SCloudStack virtualizes the traditional data center physical network through software-defined networking (SDN), virtualizing network functions as WYSIWYG, and users can build and use virtual network services on the cloud platform, including VPC, network isolation, elastic NIC, external IP, NAT gateway, load balanc, firewall (security group), VPN connection and other network services without paying attention to the underlying device type and network architecture, carrying network communication and security of virtual resources on the cloud platform.

  • VPC network
    Software-defined virtual VPCs for data isolation between tenants. Provides custom VPC networking, subnet planning, and network topology, and adds virtual machines to private networks and subnets to provide Layer 2 network services for virtual machines.
  • Network isolation capability
    The logically isolated Layer 2 network broadcast domain environment provided by VPC provides network isolation capabilities for cloud platform users or sub-accounts, and the network between different VPC networks is completely isolated and cannot communicate.
  • ENIs
    An elastic network interface that can be attached to virtual machines at any time, supports binding and unbinding, flexibly migrates between multiple virtual machines, provides high-availability cluster construction capabilities for virtual machines, and enables refined network management and inexpensive failover solutions.
  • Internet IP
    Internet access for resources such as VMs, load balancing, and NAT gateways. Multi-operator line access is supported and the bandwidth limit of public IP addresses can be adjusted.
  • NAT gateway
    Enterprise-level VPC gateway, which provides SNAT (Source Network Address Translation) and DNAT (Destination Network Address Translation) proxies for cloud platform resources, supports both public and physical network address translation capabilities, and supports VPC-level, subnet-level, and instance-level SNAT (Source Network Address Translation) rules.
  • Load balancing
    A control service based on TCP/UDP/HTTP/HTTPS protocol that automatically distributes network access traffic among multiple virtual machines, similar to a hardware load balancer of traditional physical networks. It is used to achieve traffic load and high availability among multiple virtual machines, and provides Layer 4 and Layer 7 monitoring and health check services for internal and external networks.
  • Security groups
    Virtual firewall, which provides access control rules for inbound and outbound traffic, defines which networks or protocols can access resources, restricts network access traffic to virtual resources, supports TCP, UDP, ICMP and multiple application protocols, and provides necessary security for cloud platforms.
  • VPN
    VPN gateway service provides highly available VPN services that can be tolerated and used with VPC, local gateway, and public network services. Users can choose a variety of encryption and authentication algorithms to ensure tunnel reliability.

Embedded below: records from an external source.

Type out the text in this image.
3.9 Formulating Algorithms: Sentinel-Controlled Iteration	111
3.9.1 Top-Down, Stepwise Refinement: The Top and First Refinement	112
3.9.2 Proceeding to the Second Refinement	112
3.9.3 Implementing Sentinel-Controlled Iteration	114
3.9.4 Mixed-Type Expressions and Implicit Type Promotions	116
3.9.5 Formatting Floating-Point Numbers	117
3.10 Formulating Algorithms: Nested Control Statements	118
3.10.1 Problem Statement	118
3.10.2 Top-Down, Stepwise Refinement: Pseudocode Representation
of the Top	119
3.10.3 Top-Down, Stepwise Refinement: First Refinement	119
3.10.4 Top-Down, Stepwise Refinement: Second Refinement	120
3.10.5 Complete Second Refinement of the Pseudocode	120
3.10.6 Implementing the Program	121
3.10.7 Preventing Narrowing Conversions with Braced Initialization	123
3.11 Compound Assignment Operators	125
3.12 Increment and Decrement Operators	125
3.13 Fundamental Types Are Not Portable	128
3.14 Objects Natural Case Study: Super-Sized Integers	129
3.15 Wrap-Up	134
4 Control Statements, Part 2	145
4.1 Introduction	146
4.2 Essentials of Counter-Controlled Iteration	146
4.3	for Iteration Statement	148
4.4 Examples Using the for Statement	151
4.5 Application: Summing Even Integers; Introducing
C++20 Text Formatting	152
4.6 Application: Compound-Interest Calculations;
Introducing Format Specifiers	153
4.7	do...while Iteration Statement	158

Cloud platform virtual network provides users with rich network functions, improves platform operability and O&M, and provides cloud platform administrators with network planning and configuration, monitoring, QoS restrictions, and network resource management, allowing administrators to manage virtual networks like physical networks.

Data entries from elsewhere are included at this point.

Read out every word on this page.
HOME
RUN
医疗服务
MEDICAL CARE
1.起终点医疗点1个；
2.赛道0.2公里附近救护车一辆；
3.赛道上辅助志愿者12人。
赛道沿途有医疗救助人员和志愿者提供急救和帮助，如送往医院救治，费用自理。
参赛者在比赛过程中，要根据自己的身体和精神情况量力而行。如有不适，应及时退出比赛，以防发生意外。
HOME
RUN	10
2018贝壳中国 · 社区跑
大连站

  • Network planning configuration
    Platform administrators can connect and configure VPC IP address pools, Internet IP address pools, and physical network hybrid access.
  • Monitor
    Platform administrators can monitor the usage, traffic, and availability of all IP and network resources of the platform to ensure the availability of the platform.
  • Network QoS
    Support platform administrators to configure network QoS to control and limit the bandwidth of internal/external networks, to avoid competing for network resource performance between users, and to ensure the availability of all virtual network components.
  • Network resource management
    Platform administrators can view and manage all network resources of the platform, including physical network resources and virtual network resources.

Reuse the public cloud

Based on the SCloud public cloud platform, SCloudStack cloud platform reuses the core components of public cloud virtualization, including operating system kernel, KVM, QEMU and OVS.